Serialize POS attribute when doc.is_tagged (#4092)

* fix and unit test for issue 3959 * additional unit test for manifestation of the same (resolved) bug
2026-02-02 05:26:01 +03:00 · 2019-08-21 21:59:30 +02:00 · 2019-08-21 21:59:30 +02:00 · 01c5980187
commit 01c5980187
parent 7539a4f3a8
3 changed files with 61 additions and 1 deletions
--- a/spacy/tests/regression/test_issue3959.py
+++ b/spacy/tests/regression/test_issue3959.py
@ -0,0 +1,29 @@
+# coding: utf8
+from __future__ import unicode_literals
+
+from spacy.lang.en import English
+from ..util import make_tempdir
+
+
+def test_issue3959():
+    """ Ensure that a modified pos attribute is serialized correctly."""
+    nlp = English()
+    doc = nlp(
+        "displaCy uses JavaScript, SVG and CSS to show you how computers understand language"
+    )
+    assert doc[0].pos_ == ""
+
+    doc[0].pos_ = "NOUN"
+    assert doc[0].pos_ == "NOUN"
+
+    # usually this is already True when starting from proper models instead of blank English
+    doc.is_tagged = True
+
+    with make_tempdir() as tmp_dir:
+        file_path = tmp_dir / "my_doc"
+        doc.to_disk(file_path)
+
+        doc2 = nlp("")
+        doc2.from_disk(file_path)
+
+        assert doc2[0].pos_ == "NOUN"
--- a/spacy/tests/regression/test_issue4133.py
+++ b/spacy/tests/regression/test_issue4133.py
@ -0,0 +1,31 @@
+# coding: utf8
+from __future__ import unicode_literals
+
+from spacy.lang.en import English
+from spacy.tokens import Doc
+from spacy.vocab import Vocab
+
+
+def test_issue4133(en_vocab):
+    nlp = English()
+    vocab_bytes = nlp.vocab.to_bytes()
+    words = ["Apple", "is", "looking", "at", "buying", "a", "startup"]
+    pos = ["NOUN", "VERB", "ADP", "VERB", "PROPN", "NOUN", "ADP"]
+    doc = Doc(en_vocab, words=words)
+    for i, token in enumerate(doc):
+        token.pos_ = pos[i]
+
+    # usually this is already True when starting from proper models instead of blank English
+    doc.is_tagged = True
+
+    doc_bytes = doc.to_bytes()
+
+    vocab = Vocab()
+    vocab = vocab.from_bytes(vocab_bytes)

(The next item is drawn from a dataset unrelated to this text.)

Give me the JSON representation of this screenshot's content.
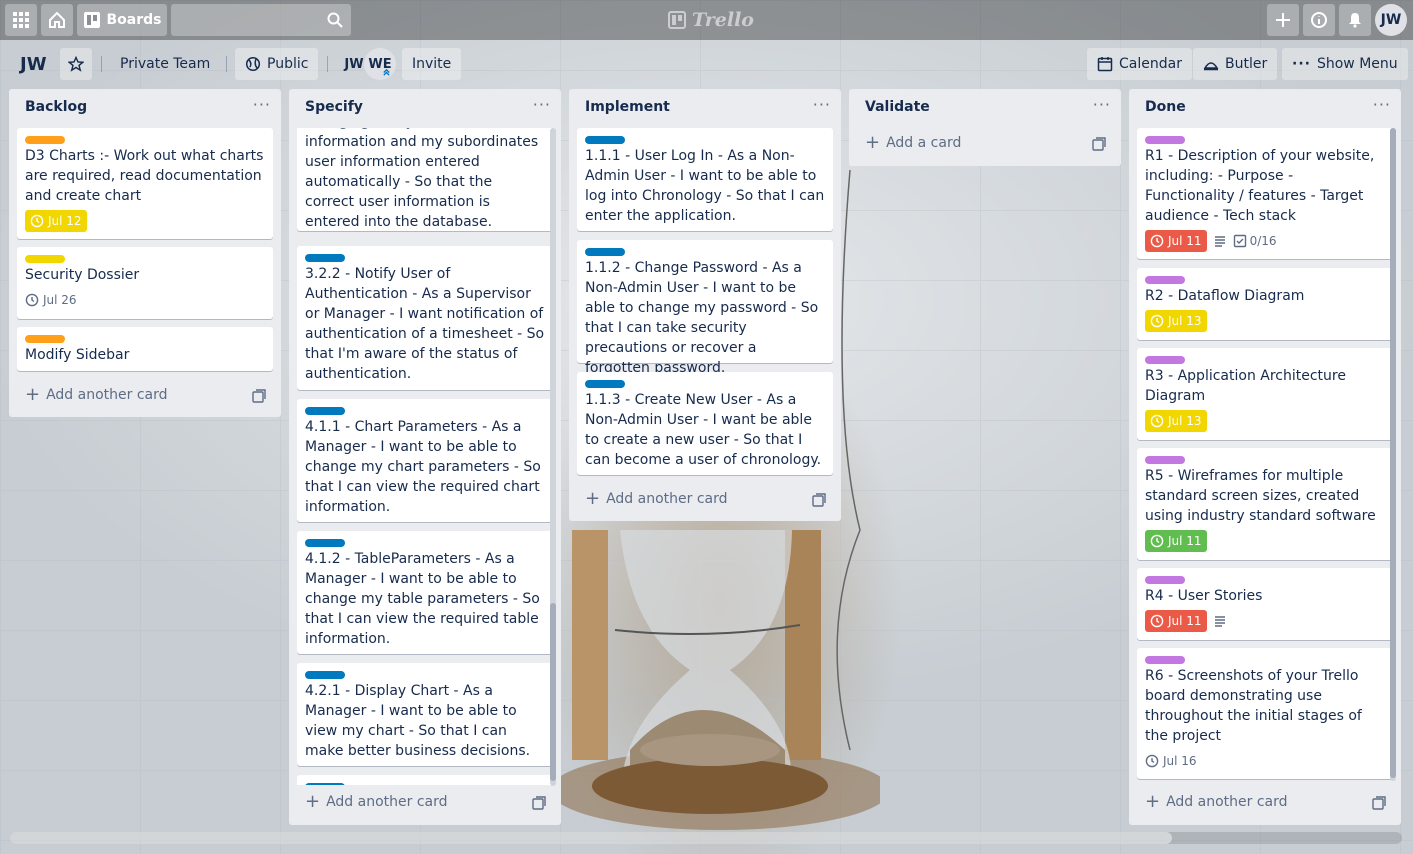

+    doc = Doc(vocab).from_bytes(doc_bytes)
+
+    actual = []
+    for token in doc:
+        actual.append(token.pos_)
+
+    assert actual == pos
--- a/spacy/tokens/doc.pyx
+++ b/spacy/tokens/doc.pyx
@ -864,7 +864,7 @@ cdef class Doc:
        """
        array_head = [LENGTH, SPACY, LEMMA, ENT_IOB, ENT_TYPE]  # TODO: ENT_KB_ID ?
        if self.is_tagged:
-            array_head.append(TAG)
+            array_head.extend([TAG, POS])
        # If doc parsed add head and dep attribute
        if self.is_parsed:
            array_head.extend([HEAD, DEP])